Review on July 24, 2014, of the facility's "Postoperative Anesthesia Care" policy, last revised November 3, 2013, revealed "Purpose: To outline anesthesia care and responsibilities for the postoperative patient. Policy: The anesthetist is responsible for post anesthesia care for all patients who have received anesthesia (general, regional, local anesthesia with standby). ... At least one (1) postanesthetic visit will be recorded, describing the presence or absence of anesthesia related complications: ... Each post anesthesia visit will be documented on the postanesthesia evaluation form or the progress notes. The date and time of each visit will be specific. ..."

Review of MR34, MR36, MR37, MR40 and 41 on July 24, 2014, revealed these patients had surgical procedures performed on May 16, 2014. Further review revealed OTH2 did not date or time these patients' post anesthesia evaluations.
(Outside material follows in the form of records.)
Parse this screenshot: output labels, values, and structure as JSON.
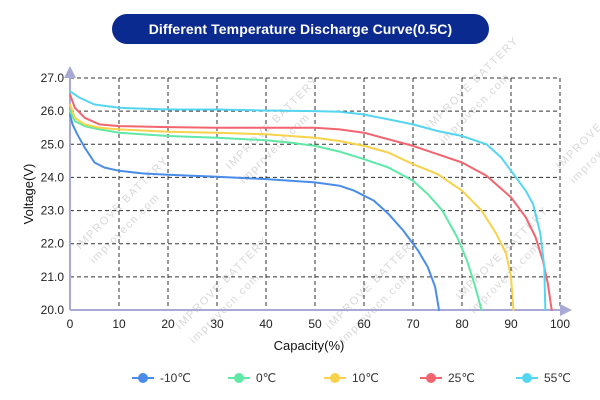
{
  "chart_data": {
    "type": "line",
    "title": "Different Temperature Discharge Curve(0.5C)",
    "xlabel": "Capacity(%)",
    "ylabel": "Voltage(V)",
    "xlim": [
      0,
      100
    ],
    "ylim": [
      20.0,
      27.0
    ],
    "xticks": [
      0,
      10,
      20,
      30,
      40,
      50,
      60,
      70,
      80,
      90,
      100
    ],
    "yticks": [
      "20.0",
      "21.0",
      "22.0",
      "23.0",
      "24.0",
      "25.0",
      "26.0",
      "27.0"
    ],
    "grid": true,
    "legend_position": "bottom",
    "watermark": [
      "IMPROVE BATTERY",
      "improvecn.com"
    ],
    "series": [
      {
        "name": "-10℃",
        "color": "#4a8de8",
        "points": [
          [
            0,
            25.9
          ],
          [
            0.5,
            25.6
          ],
          [
            1.5,
            25.3
          ],
          [
            3,
            24.9
          ],
          [
            5,
            24.45
          ],
          [
            7,
            24.3
          ],
          [
            10,
            24.2
          ],
          [
            15,
            24.12
          ],
          [
            20,
            24.08
          ],
          [
            30,
            24.02
          ],
          [
            40,
            23.95
          ],
          [
            45,
            23.9
          ],
          [
            50,
            23.85
          ],
          [
            55,
            23.75
          ],
          [
            58,
            23.6
          ],
          [
            62,
            23.3
          ],
          [
            65,
            22.9
          ],
          [
            68,
            22.4
          ],
          [
            71,
            21.8
          ],
          [
            73,
            21.3
          ],
          [
            74.5,
            20.7
          ],
          [
            75.3,
            20.0
          ]
        ]
      },
      {
        "name": "0℃",
        "color": "#5fe8a6",
        "points": [
          [
            0,
            26.0
          ],
          [
            1,
            25.7
          ],
          [
            3,
            25.55
          ],
          [
            6,
            25.45
          ],
          [
            10,
            25.35
          ],
          [
            20,
            25.25
          ],
          [
            30,
            25.2
          ],
          [
            40,
            25.12
          ],
          [
            45,
            25.05
          ],
          [
            50,
            24.95
          ],
          [
            55,
            24.78
          ],
          [
            60,
            24.55
          ],
          [
            65,
            24.3
          ],
          [
            70,
            23.9
          ],
          [
            73,
            23.5
          ],
          [
            76,
            23.0
          ],
          [
            79,
            22.2
          ],
          [
            81,
            21.5
          ],
          [
            82.5,
            20.8
          ],
          [
            84,
            20.0
          ]
        ]
      },
      {
        "name": "10℃",
        "color": "#f7d24a",
        "points": [
          [
            0,
            26.2
          ],
          [
            1,
            25.8
          ],
          [
            3,
            25.6
          ],
          [
            6,
            25.5
          ],
          [
            10,
            25.45
          ],
          [
            20,
            25.38
          ],
          [
            30,
            25.35
          ],
          [
            40,
            25.3
          ],
          [
            50,
            25.2
          ],
          [
            55,
            25.1
          ],
          [
            60,
            24.95
          ],
          [
            65,
            24.75
          ],
          [
            70,
            24.4
          ],
          [
            75,
            24.1
          ],
          [
            80,
            23.6
          ],
          [
            84,
            23.0
          ],
          [
            87,
            22.3
          ],
          [
            89,
            21.7
          ],
          [
            90,
            21.0
          ],
          [
            90.5,
            20.0
          ]
        ]
      },
      {
        "name": "25℃",
        "color": "#f2646e",
        "points": [
          [
            0,
            26.5
          ],
          [
            1,
            26.1
          ],
          [
            3,
            25.8
          ],
          [
            6,
            25.6
          ],
          [
            10,
            25.55
          ],
          [
            20,
            25.52
          ],
          [
            30,
            25.5
          ],
          [
            40,
            25.5
          ],
          [
            50,
            25.5
          ],
          [
            55,
            25.45
          ],
          [
            60,
            25.35
          ],
          [
            65,
            25.15
          ],
          [
            70,
            24.95
          ],
          [
            75,
            24.7
          ],
          [
            80,
            24.45
          ],
          [
            85,
            24.05
          ],
          [
            90,
            23.4
          ],
          [
            93,
            22.8
          ],
          [
            95,
            22.2
          ],
          [
            96.5,
            21.5
          ],
          [
            97.5,
            20.8
          ],
          [
            98.3,
            20.0
          ]
        ]
      },
      {
        "name": "55℃",
        "color": "#55d6f0",
        "points": [
          [
            0,
            26.6
          ],
          [
            2,
            26.4
          ],
          [
            5,
            26.2
          ],
          [
            10,
            26.1
          ],
          [
            20,
            26.05
          ],
          [
            30,
            26.05
          ],
          [
            40,
            26.02
          ],
          [
            50,
            26.0
          ],
          [
            55,
            25.98
          ],
          [
            60,
            25.9
          ],
          [
            65,
            25.75
          ],
          [
            70,
            25.6
          ],
          [
            75,
            25.4
          ],
          [
            80,
            25.25
          ],
          [
            85,
            25.0
          ],
          [
            88,
            24.6
          ],
          [
            91,
            24.0
          ],
          [
            93,
            23.6
          ],
          [
            94.5,
            23.2
          ],
          [
            96,
            22.3
          ],
          [
            96.8,
            21.3
          ],
          [
            97,
            20.0
          ]
        ]
      }
    ]
  }
}
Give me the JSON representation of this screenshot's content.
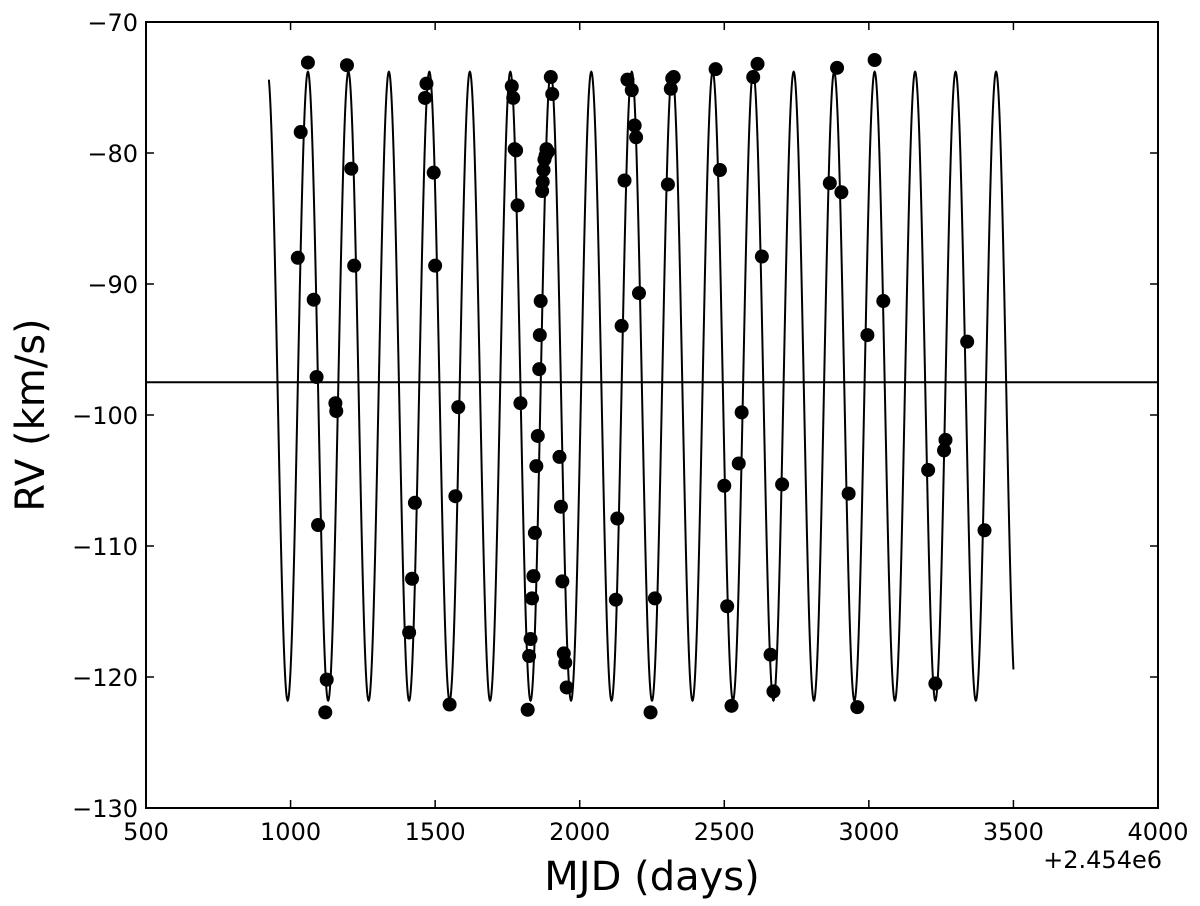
{
  "chart_data": {
    "type": "scatter",
    "xlabel": "MJD (days)",
    "ylabel": "RV (km/s)",
    "x_offset_label": "+2.454e6",
    "x_offset": 2454000,
    "xlim": [
      500,
      4000
    ],
    "ylim": [
      -130,
      -70
    ],
    "x_ticks": [
      500,
      1000,
      1500,
      2000,
      2500,
      3000,
      3500,
      4000
    ],
    "x_tick_labels": [
      "500",
      "1000",
      "1500",
      "2000",
      "2500",
      "3000",
      "3500",
      "4000"
    ],
    "y_ticks": [
      -70,
      -80,
      -90,
      -100,
      -110,
      -120,
      -130
    ],
    "y_tick_labels": [
      "−70",
      "−80",
      "−90",
      "−100",
      "−110",
      "−120",
      "−130"
    ],
    "grid": false,
    "systemic_velocity": -97.5,
    "model_curve": {
      "kind": "sinusoid",
      "period": 140,
      "semi_amplitude": 24,
      "mean": -97.8,
      "x_start": 925,
      "x_end": 3500,
      "ref_peak_x": 1060
    },
    "points": [
      {
        "x": 1025,
        "y": -88.0
      },
      {
        "x": 1035,
        "y": -78.4
      },
      {
        "x": 1060,
        "y": -73.1
      },
      {
        "x": 1080,
        "y": -91.2
      },
      {
        "x": 1090,
        "y": -97.1
      },
      {
        "x": 1095,
        "y": -108.4
      },
      {
        "x": 1120,
        "y": -122.7
      },
      {
        "x": 1125,
        "y": -120.2
      },
      {
        "x": 1155,
        "y": -99.1
      },
      {
        "x": 1158,
        "y": -99.7
      },
      {
        "x": 1195,
        "y": -73.3
      },
      {
        "x": 1210,
        "y": -81.2
      },
      {
        "x": 1220,
        "y": -88.6
      },
      {
        "x": 1410,
        "y": -116.6
      },
      {
        "x": 1420,
        "y": -112.5
      },
      {
        "x": 1430,
        "y": -106.7
      },
      {
        "x": 1465,
        "y": -75.8
      },
      {
        "x": 1470,
        "y": -74.7
      },
      {
        "x": 1495,
        "y": -81.5
      },
      {
        "x": 1500,
        "y": -88.6
      },
      {
        "x": 1550,
        "y": -122.1
      },
      {
        "x": 1570,
        "y": -106.2
      },
      {
        "x": 1580,
        "y": -99.4
      },
      {
        "x": 1765,
        "y": -74.9
      },
      {
        "x": 1770,
        "y": -75.8
      },
      {
        "x": 1775,
        "y": -79.7
      },
      {
        "x": 1780,
        "y": -79.8
      },
      {
        "x": 1785,
        "y": -84.0
      },
      {
        "x": 1795,
        "y": -99.1
      },
      {
        "x": 1820,
        "y": -122.5
      },
      {
        "x": 1825,
        "y": -118.4
      },
      {
        "x": 1830,
        "y": -117.1
      },
      {
        "x": 1835,
        "y": -114.0
      },
      {
        "x": 1840,
        "y": -112.3
      },
      {
        "x": 1845,
        "y": -109.0
      },
      {
        "x": 1850,
        "y": -103.9
      },
      {
        "x": 1855,
        "y": -101.6
      },
      {
        "x": 1860,
        "y": -96.5
      },
      {
        "x": 1862,
        "y": -93.9
      },
      {
        "x": 1865,
        "y": -91.3
      },
      {
        "x": 1870,
        "y": -82.9
      },
      {
        "x": 1872,
        "y": -82.2
      },
      {
        "x": 1875,
        "y": -81.3
      },
      {
        "x": 1878,
        "y": -80.5
      },
      {
        "x": 1882,
        "y": -80.2
      },
      {
        "x": 1885,
        "y": -79.7
      },
      {
        "x": 1890,
        "y": -79.9
      },
      {
        "x": 1900,
        "y": -74.2
      },
      {
        "x": 1905,
        "y": -75.5
      },
      {
        "x": 1930,
        "y": -103.2
      },
      {
        "x": 1935,
        "y": -107.0
      },
      {
        "x": 1940,
        "y": -112.7
      },
      {
        "x": 1945,
        "y": -118.2
      },
      {
        "x": 1950,
        "y": -118.9
      },
      {
        "x": 1955,
        "y": -120.8
      },
      {
        "x": 2125,
        "y": -114.1
      },
      {
        "x": 2130,
        "y": -107.9
      },
      {
        "x": 2145,
        "y": -93.2
      },
      {
        "x": 2155,
        "y": -82.1
      },
      {
        "x": 2165,
        "y": -74.4
      },
      {
        "x": 2180,
        "y": -75.2
      },
      {
        "x": 2190,
        "y": -77.9
      },
      {
        "x": 2195,
        "y": -78.8
      },
      {
        "x": 2205,
        "y": -90.7
      },
      {
        "x": 2245,
        "y": -122.7
      },
      {
        "x": 2260,
        "y": -114.0
      },
      {
        "x": 2305,
        "y": -82.4
      },
      {
        "x": 2315,
        "y": -75.1
      },
      {
        "x": 2320,
        "y": -74.3
      },
      {
        "x": 2325,
        "y": -74.2
      },
      {
        "x": 2470,
        "y": -73.6
      },
      {
        "x": 2485,
        "y": -81.3
      },
      {
        "x": 2500,
        "y": -105.4
      },
      {
        "x": 2510,
        "y": -114.6
      },
      {
        "x": 2525,
        "y": -122.2
      },
      {
        "x": 2550,
        "y": -103.7
      },
      {
        "x": 2560,
        "y": -99.8
      },
      {
        "x": 2600,
        "y": -74.2
      },
      {
        "x": 2615,
        "y": -73.2
      },
      {
        "x": 2630,
        "y": -87.9
      },
      {
        "x": 2660,
        "y": -118.3
      },
      {
        "x": 2670,
        "y": -121.1
      },
      {
        "x": 2700,
        "y": -105.3
      },
      {
        "x": 2865,
        "y": -82.3
      },
      {
        "x": 2890,
        "y": -73.5
      },
      {
        "x": 2905,
        "y": -83.0
      },
      {
        "x": 2930,
        "y": -106.0
      },
      {
        "x": 2960,
        "y": -122.3
      },
      {
        "x": 2995,
        "y": -93.9
      },
      {
        "x": 3020,
        "y": -72.9
      },
      {
        "x": 3050,
        "y": -91.3
      },
      {
        "x": 3205,
        "y": -104.2
      },
      {
        "x": 3230,
        "y": -120.5
      },
      {
        "x": 3260,
        "y": -102.7
      },
      {
        "x": 3265,
        "y": -101.9
      },
      {
        "x": 3340,
        "y": -94.4
      },
      {
        "x": 3400,
        "y": -108.8
      }
    ]
  }
}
Interview with EMP33, EMP35 and EMP36 on July 24, 2014, at approximately 9:50 AM confirmed MR34, MR36, MR37, MR40 and MR41 had surgical procedures performed on May 16, 2014, and OTH2 did not date or time these patients' post anesthesia evaluations.

Interview with EMP33, EMP35 and EMP36 on July 24, 2014, at approximately 10:00 AM confirmed all patients receiving anesthesia shall have a post anesthesia evaluation completed and documented by a practitioner within 24 hours following surgery.